The access control is "mandatory" in that sense.

If I had an unclassified file that I wanted to
give you access to, I could do so myself.  That
control of "need to know" is discretionary.
By putting you on the ACL, you and your program
could get access to the unclassified file without
my needing to resort to involving an "authorized
declassifier".  That access control is
"discretionary" in that sense.

I think the confusion on this point often results
from the fact that of course all access controls
are "mandatory".  If they weren't they wouldn't
be 'controls'.  The special nature of the distinction
between "mandatory" and "discretionary" access controls
in the defense setting is that they block somebody
(some program) who has access from granting that
access to somebody else (some other program),
even though the first might be able to share
other access via end user controls.

Having experienced this situation (e.g.

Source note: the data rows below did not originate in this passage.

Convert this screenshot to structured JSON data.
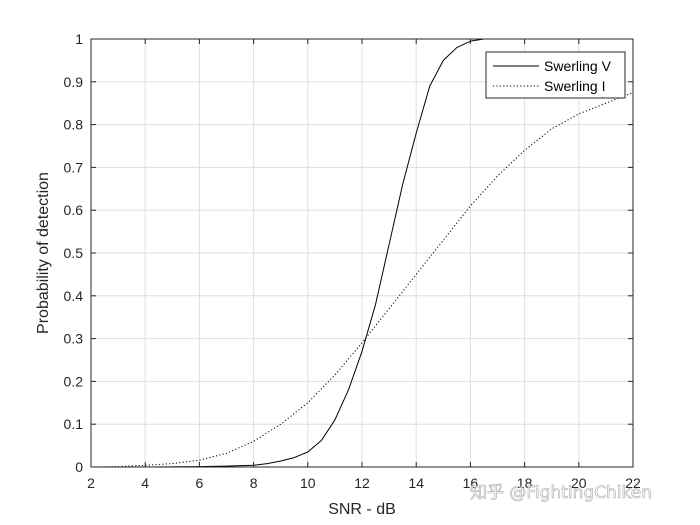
{
  "chart_data": {
    "type": "line",
    "title": "",
    "xlabel": "SNR - dB",
    "ylabel": "Probability of detection",
    "xlim": [
      2,
      22
    ],
    "ylim": [
      0,
      1
    ],
    "xticks": [
      2,
      4,
      6,
      8,
      10,
      12,
      14,
      16,
      18,
      20,
      22
    ],
    "yticks": [
      0,
      0.1,
      0.2,
      0.3,
      0.4,
      0.5,
      0.6,
      0.7,
      0.8,
      0.9,
      1
    ],
    "grid": true,
    "legend_position": "top-right",
    "series": [
      {
        "name": "Swerling V",
        "style": "solid",
        "color": "#000000",
        "x": [
          2,
          4,
          6,
          7,
          8,
          8.5,
          9,
          9.5,
          10,
          10.5,
          11,
          11.5,
          12,
          12.5,
          13,
          13.5,
          14,
          14.5,
          15,
          15.5,
          16,
          16.5,
          17,
          18,
          20,
          22
        ],
        "y": [
          0,
          0,
          0.001,
          0.002,
          0.004,
          0.008,
          0.014,
          0.022,
          0.035,
          0.062,
          0.11,
          0.18,
          0.27,
          0.38,
          0.52,
          0.66,
          0.78,
          0.89,
          0.95,
          0.98,
          0.995,
          1.0,
          1.0,
          1.0,
          1.0,
          1.0
        ]
      },
      {
        "name": "Swerling I",
        "style": "dotted",
        "color": "#000000",
        "x": [
          2,
          3,
          4,
          5,
          6,
          7,
          8,
          9,
          10,
          11,
          12,
          12.5,
          13,
          14,
          15,
          16,
          17,
          18,
          19,
          20,
          21,
          22
        ],
        "y": [
          0,
          0.001,
          0.004,
          0.008,
          0.016,
          0.032,
          0.06,
          0.1,
          0.15,
          0.215,
          0.29,
          0.33,
          0.37,
          0.45,
          0.53,
          0.61,
          0.68,
          0.74,
          0.79,
          0.825,
          0.85,
          0.875
        ]
      }
    ]
  },
  "watermark": {
    "text": "知乎 @FightingChiken"
  }
}
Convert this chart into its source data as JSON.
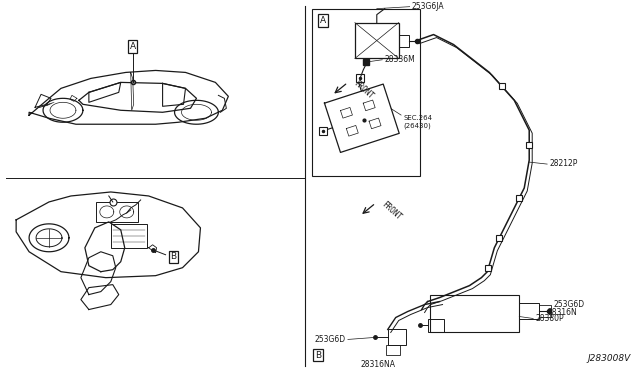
{
  "bg_color": "#ffffff",
  "line_color": "#1a1a1a",
  "label_A": "A",
  "label_B": "B",
  "part_28336M": "28336M",
  "part_sec264": "SEC.264\n(26430)",
  "part_253G6JA": "253G6JA",
  "part_28212P": "28212P",
  "part_front": "FRONT",
  "part_253G6D_1": "253G6D",
  "part_28316N": "28316N",
  "part_28380P": "28380P",
  "part_253G6D_2": "253G6D",
  "part_28316NA": "28316NA",
  "footer": "J283008V"
}
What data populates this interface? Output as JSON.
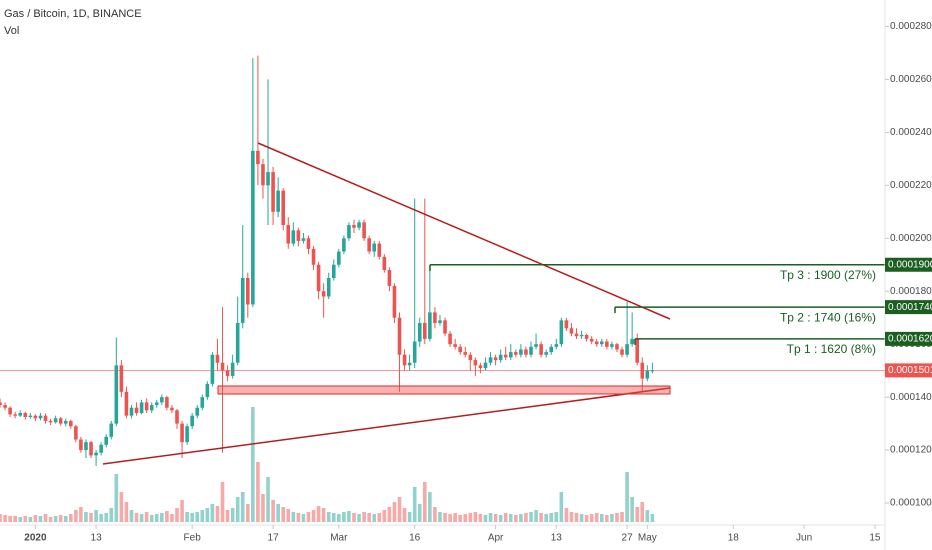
{
  "chart_data": {
    "type": "candlestick",
    "title": "Gas / Bitcoin, 1D, BINANCE",
    "volume_label": "Vol",
    "up_color": "#26a69a",
    "down_color": "#ef5350",
    "level_color": "#1b5e20",
    "xlim": [
      "2019-12-25",
      "2020-06-17"
    ],
    "ylim": [
      9.17e-05,
      0.00029
    ],
    "yticks": [
      {
        "value": 0.0001,
        "label": "0.0001000"
      },
      {
        "value": 0.00012,
        "label": "0.0001200"
      },
      {
        "value": 0.00014,
        "label": "0.0001400"
      },
      {
        "value": 0.00016,
        "label": "0.0001600"
      },
      {
        "value": 0.00018,
        "label": "0.0001800"
      },
      {
        "value": 0.0002,
        "label": "0.0002000"
      },
      {
        "value": 0.00022,
        "label": "0.0002200"
      },
      {
        "value": 0.00024,
        "label": "0.0002400"
      },
      {
        "value": 0.00026,
        "label": "0.0002600"
      },
      {
        "value": 0.00028,
        "label": "0.0002800"
      }
    ],
    "xticks": [
      {
        "value": "2020-01-01",
        "label": "2020"
      },
      {
        "value": "2020-01-13",
        "label": "13"
      },
      {
        "value": "2020-02-01",
        "label": "Feb"
      },
      {
        "value": "2020-02-17",
        "label": "17"
      },
      {
        "value": "2020-03-01",
        "label": "Mar"
      },
      {
        "value": "2020-03-16",
        "label": "16"
      },
      {
        "value": "2020-04-01",
        "label": "Apr"
      },
      {
        "value": "2020-04-13",
        "label": "13"
      },
      {
        "value": "2020-04-27",
        "label": "27"
      },
      {
        "value": "2020-05-01",
        "label": "May"
      },
      {
        "value": "2020-05-18",
        "label": "18"
      },
      {
        "value": "2020-06-01",
        "label": "Jun"
      },
      {
        "value": "2020-06-15",
        "label": "15"
      }
    ],
    "levels": [
      {
        "value": 0.00019,
        "label": "0.0001900",
        "text": "Tp 3 : 1900 (27%)"
      },
      {
        "value": 0.000174,
        "label": "0.0001740",
        "text": "Tp 2 : 1740 (16%)"
      },
      {
        "value": 0.000162,
        "label": "0.0001620",
        "text": "Tp 1 : 1620 (8%)"
      }
    ],
    "last": {
      "value": 0.0001501,
      "label": "0.0001501"
    },
    "x": [
      "2019-12-25",
      "2019-12-26",
      "2019-12-27",
      "2019-12-28",
      "2019-12-29",
      "2019-12-30",
      "2019-12-31",
      "2020-01-01",
      "2020-01-02",
      "2020-01-03",
      "2020-01-04",
      "2020-01-05",
      "2020-01-06",
      "2020-01-07",
      "2020-01-08",
      "2020-01-09",
      "2020-01-10",
      "2020-01-11",
      "2020-01-12",
      "2020-01-13",
      "2020-01-14",
      "2020-01-15",
      "2020-01-16",
      "2020-01-17",
      "2020-01-18",
      "2020-01-19",
      "2020-01-20",
      "2020-01-21",
      "2020-01-22",
      "2020-01-23",
      "2020-01-24",
      "2020-01-25",
      "2020-01-26",
      "2020-01-27",
      "2020-01-28",
      "2020-01-29",
      "2020-01-30",
      "2020-01-31",
      "2020-02-01",
      "2020-02-02",
      "2020-02-03",
      "2020-02-04",
      "2020-02-05",
      "2020-02-06",
      "2020-02-07",
      "2020-02-08",
      "2020-02-09",
      "2020-02-10",
      "2020-02-11",
      "2020-02-12",
      "2020-02-13",
      "2020-02-14",
      "2020-02-15",
      "2020-02-16",
      "2020-02-17",
      "2020-02-18",
      "2020-02-19",
      "2020-02-20",
      "2020-02-21",
      "2020-02-22",
      "2020-02-23",
      "2020-02-24",
      "2020-02-25",
      "2020-02-26",
      "2020-02-27",
      "2020-02-28",
      "2020-02-29",
      "2020-03-01",
      "2020-03-02",
      "2020-03-03",
      "2020-03-04",
      "2020-03-05",
      "2020-03-06",
      "2020-03-07",
      "2020-03-08",
      "2020-03-09",
      "2020-03-10",
      "2020-03-11",
      "2020-03-12",
      "2020-03-13",
      "2020-03-14",
      "2020-03-15",
      "2020-03-16",
      "2020-03-17",
      "2020-03-18",
      "2020-03-19",
      "2020-03-20",
      "2020-03-21",
      "2020-03-22",
      "2020-03-23",
      "2020-03-24",
      "2020-03-25",
      "2020-03-26",
      "2020-03-27",
      "2020-03-28",
      "2020-03-29",
      "2020-03-30",
      "2020-03-31",
      "2020-04-01",
      "2020-04-02",
      "2020-04-03",
      "2020-04-04",
      "2020-04-05",
      "2020-04-06",
      "2020-04-07",
      "2020-04-08",
      "2020-04-09",
      "2020-04-10",
      "2020-04-11",
      "2020-04-12",
      "2020-04-13",
      "2020-04-14",
      "2020-04-15",
      "2020-04-16",
      "2020-04-17",
      "2020-04-18",
      "2020-04-19",
      "2020-04-20",
      "2020-04-21",
      "2020-04-22",
      "2020-04-23",
      "2020-04-24",
      "2020-04-25",
      "2020-04-26",
      "2020-04-27",
      "2020-04-28",
      "2020-04-29",
      "2020-04-30",
      "2020-05-01",
      "2020-05-02"
    ],
    "ohlc": [
      [
        0.000138,
        0.0001395,
        0.000136,
        0.000137
      ],
      [
        0.000137,
        0.000138,
        0.000135,
        0.000136
      ],
      [
        0.000136,
        0.0001365,
        0.0001325,
        0.0001335
      ],
      [
        0.0001335,
        0.0001345,
        0.000132,
        0.000133
      ],
      [
        0.000133,
        0.000135,
        0.0001325,
        0.000134
      ],
      [
        0.000134,
        0.0001345,
        0.0001315,
        0.0001325
      ],
      [
        0.0001325,
        0.000134,
        0.0001318,
        0.000133
      ],
      [
        0.000133,
        0.0001335,
        0.000131,
        0.000132
      ],
      [
        0.000132,
        0.000134,
        0.0001312,
        0.000133
      ],
      [
        0.000133,
        0.0001338,
        0.00013,
        0.000131
      ],
      [
        0.000131,
        0.0001318,
        0.0001295,
        0.0001305
      ],
      [
        0.0001305,
        0.000133,
        0.00013,
        0.000132
      ],
      [
        0.000132,
        0.0001325,
        0.0001292,
        0.00013
      ],
      [
        0.00013,
        0.0001318,
        0.000129,
        0.000131
      ],
      [
        0.000131,
        0.0001315,
        0.000128,
        0.000129
      ],
      [
        0.000129,
        0.0001295,
        0.000123,
        0.000124
      ],
      [
        0.000124,
        0.000125,
        0.000119,
        0.00012
      ],
      [
        0.00012,
        0.000124,
        0.000117,
        0.000123
      ],
      [
        0.000123,
        0.0001235,
        0.000117,
        0.000118
      ],
      [
        0.000118,
        0.00012,
        0.000114,
        0.000119
      ],
      [
        0.000119,
        0.000123,
        0.000118,
        0.000122
      ],
      [
        0.000122,
        0.000126,
        0.000121,
        0.000125
      ],
      [
        0.000125,
        0.000131,
        0.000124,
        0.00013
      ],
      [
        0.00013,
        0.0001625,
        0.000129,
        0.000152
      ],
      [
        0.000152,
        0.000154,
        0.00014,
        0.000142
      ],
      [
        0.000142,
        0.000144,
        0.000132,
        0.000133
      ],
      [
        0.000133,
        0.000137,
        0.000132,
        0.000136
      ],
      [
        0.000136,
        0.000138,
        0.000133,
        0.000134
      ],
      [
        0.000134,
        0.000139,
        0.0001335,
        0.000138
      ],
      [
        0.000138,
        0.0001395,
        0.000134,
        0.000135
      ],
      [
        0.000135,
        0.000138,
        0.000134,
        0.000137
      ],
      [
        0.000137,
        0.000139,
        0.000136,
        0.000138
      ],
      [
        0.000138,
        0.000141,
        0.000137,
        0.00014
      ],
      [
        0.00014,
        0.0001405,
        0.000135,
        0.000136
      ],
      [
        0.000136,
        0.000137,
        0.000134,
        0.000135
      ],
      [
        0.000135,
        0.0001355,
        0.000128,
        0.00013
      ],
      [
        0.00013,
        0.000131,
        0.000117,
        0.000123
      ],
      [
        0.000123,
        0.00013,
        0.000122,
        0.000129
      ],
      [
        0.000129,
        0.000134,
        0.000128,
        0.000133
      ],
      [
        0.000133,
        0.000137,
        0.000132,
        0.000136
      ],
      [
        0.000136,
        0.000141,
        0.000135,
        0.00014
      ],
      [
        0.00014,
        0.000146,
        0.000139,
        0.000145
      ],
      [
        0.000145,
        0.000157,
        0.000144,
        0.000156
      ],
      [
        0.000156,
        0.000162,
        0.00015,
        0.000153
      ],
      [
        0.000153,
        0.000174,
        0.000119,
        0.00015
      ],
      [
        0.00015,
        0.000152,
        0.000146,
        0.000148
      ],
      [
        0.000148,
        0.000156,
        0.000147,
        0.000153
      ],
      [
        0.000153,
        0.000178,
        0.000152,
        0.000168
      ],
      [
        0.000168,
        0.000205,
        0.000166,
        0.000185
      ],
      [
        0.000185,
        0.000187,
        0.00017,
        0.000175
      ],
      [
        0.000175,
        0.000268,
        0.000174,
        0.000233
      ],
      [
        0.000233,
        0.000269,
        0.00022,
        0.000228
      ],
      [
        0.000228,
        0.00023,
        0.000215,
        0.00022
      ],
      [
        0.00022,
        0.00026,
        0.000205,
        0.000225
      ],
      [
        0.000225,
        0.000227,
        0.000205,
        0.00021
      ],
      [
        0.00021,
        0.000223,
        0.000208,
        0.000218
      ],
      [
        0.000218,
        0.000219,
        0.000203,
        0.000205
      ],
      [
        0.000205,
        0.000208,
        0.000196,
        0.000198
      ],
      [
        0.000198,
        0.000206,
        0.000197,
        0.000203
      ],
      [
        0.000203,
        0.000204,
        0.000197,
        0.000199
      ],
      [
        0.000199,
        0.000202,
        0.000198,
        0.0002
      ],
      [
        0.0002,
        0.000201,
        0.000194,
        0.000196
      ],
      [
        0.000196,
        0.000197,
        0.000188,
        0.00019
      ],
      [
        0.00019,
        0.000191,
        0.000177,
        0.00018
      ],
      [
        0.00018,
        0.000183,
        0.00017,
        0.000178
      ],
      [
        0.000178,
        0.000187,
        0.000177,
        0.000185
      ],
      [
        0.000185,
        0.000192,
        0.000184,
        0.00019
      ],
      [
        0.00019,
        0.000196,
        0.000189,
        0.000195
      ],
      [
        0.000195,
        0.000201,
        0.000194,
        0.0002
      ],
      [
        0.0002,
        0.000206,
        0.000199,
        0.000205
      ],
      [
        0.000205,
        0.000207,
        0.000202,
        0.000204
      ],
      [
        0.000204,
        0.000207,
        0.000203,
        0.000206
      ],
      [
        0.000206,
        0.000207,
        0.000199,
        0.0002
      ],
      [
        0.0002,
        0.000201,
        0.000194,
        0.000195
      ],
      [
        0.000195,
        0.000199,
        0.000193,
        0.000198
      ],
      [
        0.000198,
        0.000199,
        0.000192,
        0.000193
      ],
      [
        0.000193,
        0.000194,
        0.000187,
        0.000188
      ],
      [
        0.000188,
        0.000189,
        0.00018,
        0.000182
      ],
      [
        0.000182,
        0.000183,
        0.000168,
        0.00017
      ],
      [
        0.00017,
        0.000172,
        0.000142,
        0.000156
      ],
      [
        0.000156,
        0.000158,
        0.00015,
        0.000152
      ],
      [
        0.000152,
        0.000156,
        0.00015,
        0.000153
      ],
      [
        0.000153,
        0.000215,
        0.000151,
        0.000161
      ],
      [
        0.000161,
        0.00017,
        0.000159,
        0.000168
      ],
      [
        0.000168,
        0.000215,
        0.00016,
        0.000162
      ],
      [
        0.000162,
        0.00019,
        0.000161,
        0.000172
      ],
      [
        0.000172,
        0.000174,
        0.000166,
        0.000168
      ],
      [
        0.000168,
        0.000171,
        0.000167,
        0.000169
      ],
      [
        0.000169,
        0.00017,
        0.000163,
        0.000164
      ],
      [
        0.000164,
        0.000165,
        0.000159,
        0.00016
      ],
      [
        0.00016,
        0.000162,
        0.000158,
        0.000159
      ],
      [
        0.000159,
        0.00016,
        0.000156,
        0.000157
      ],
      [
        0.000157,
        0.000159,
        0.000155,
        0.000156
      ],
      [
        0.000156,
        0.000157,
        0.00015,
        0.000154
      ],
      [
        0.000154,
        0.000155,
        0.000148,
        0.000152
      ],
      [
        0.000152,
        0.000153,
        0.000149,
        0.000151
      ],
      [
        0.000151,
        0.000155,
        0.00015,
        0.000153
      ],
      [
        0.000153,
        0.000157,
        0.000152,
        0.000155
      ],
      [
        0.000155,
        0.000156,
        0.000152,
        0.000154
      ],
      [
        0.000154,
        0.000158,
        0.000153,
        0.000156
      ],
      [
        0.000156,
        0.000159,
        0.000154,
        0.000155
      ],
      [
        0.000155,
        0.00016,
        0.000154,
        0.000157
      ],
      [
        0.000157,
        0.000158,
        0.000155,
        0.000156
      ],
      [
        0.000156,
        0.00016,
        0.000155,
        0.000158
      ],
      [
        0.000158,
        0.000159,
        0.000155,
        0.000156
      ],
      [
        0.000156,
        0.000161,
        0.000155,
        0.000159
      ],
      [
        0.000159,
        0.000164,
        0.000158,
        0.00016
      ],
      [
        0.00016,
        0.000161,
        0.000155,
        0.000156
      ],
      [
        0.000156,
        0.000158,
        0.000155,
        0.000157
      ],
      [
        0.000157,
        0.00016,
        0.000156,
        0.000159
      ],
      [
        0.000159,
        0.000162,
        0.000158,
        0.00016
      ],
      [
        0.00016,
        0.00017,
        0.000159,
        0.000169
      ],
      [
        0.000169,
        0.00017,
        0.000165,
        0.000166
      ],
      [
        0.000166,
        0.000168,
        0.000163,
        0.000164
      ],
      [
        0.000164,
        0.000166,
        0.000162,
        0.000163
      ],
      [
        0.000163,
        0.000165,
        0.000162,
        0.0001635
      ],
      [
        0.0001635,
        0.000164,
        0.000161,
        0.000162
      ],
      [
        0.000162,
        0.000163,
        0.00016,
        0.000161
      ],
      [
        0.000161,
        0.000162,
        0.000159,
        0.00016
      ],
      [
        0.00016,
        0.000162,
        0.000159,
        0.000161
      ],
      [
        0.000161,
        0.000162,
        0.000158,
        0.000159
      ],
      [
        0.000159,
        0.000161,
        0.000158,
        0.00016
      ],
      [
        0.00016,
        0.0001605,
        0.000157,
        0.000158
      ],
      [
        0.000158,
        0.000159,
        0.000155,
        0.000156
      ],
      [
        0.000156,
        0.000176,
        0.000155,
        0.00016
      ],
      [
        0.00016,
        0.000172,
        0.000159,
        0.000162
      ],
      [
        0.000162,
        0.000164,
        0.000152,
        0.000153
      ],
      [
        0.000153,
        0.000155,
        0.000142,
        0.000147
      ],
      [
        0.000147,
        0.000152,
        0.000146,
        0.00015
      ],
      [
        0.00015,
        0.000153,
        0.000149,
        0.0001501
      ]
    ],
    "volume": [
      8,
      7,
      6,
      6,
      5,
      6,
      5,
      7,
      6,
      8,
      5,
      6,
      7,
      6,
      8,
      12,
      15,
      10,
      9,
      12,
      8,
      9,
      14,
      48,
      30,
      20,
      12,
      9,
      8,
      10,
      7,
      8,
      9,
      11,
      8,
      14,
      22,
      10,
      9,
      10,
      12,
      14,
      18,
      16,
      40,
      12,
      14,
      25,
      30,
      18,
      115,
      60,
      28,
      45,
      22,
      18,
      15,
      13,
      10,
      9,
      8,
      10,
      12,
      16,
      14,
      10,
      9,
      8,
      10,
      11,
      9,
      8,
      10,
      9,
      8,
      9,
      12,
      15,
      20,
      25,
      14,
      10,
      35,
      18,
      40,
      30,
      15,
      10,
      9,
      8,
      9,
      7,
      8,
      9,
      10,
      8,
      7,
      9,
      8,
      7,
      9,
      8,
      7,
      8,
      9,
      10,
      12,
      9,
      8,
      9,
      10,
      30,
      14,
      10,
      9,
      8,
      7,
      8,
      9,
      8,
      7,
      8,
      9,
      10,
      50,
      25,
      15,
      20,
      12,
      8
    ]
  }
}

I'm
experiencing it to this day as I'm still trying
to get the NLTSS sources declassified), it seems
pretty clear to me.  Does it seem there's something
I'm missing MarkM or others?

Incidentally, from my perspective the definition
in Wikipedia for MAC:

http://en.wikipedia.org/wiki/Mandatory_access_control

"...the term 'mandatory' used with access controls has
historically implied a very high degree of robustness
that assures that the control mechanisms resist subversion"

and

"MAC also implies that access rules or decisions cannot
be casually or informally determined."

seems to be nonsense.  I can easily how anyone might
not understand that definition, so I might well be
missing something.  Think I ought to take a stab at
"correcting" the Wikipedia entry?

How about the other MLS folks on the list.  What does
the MAC vs. discretionary distinction mean for them?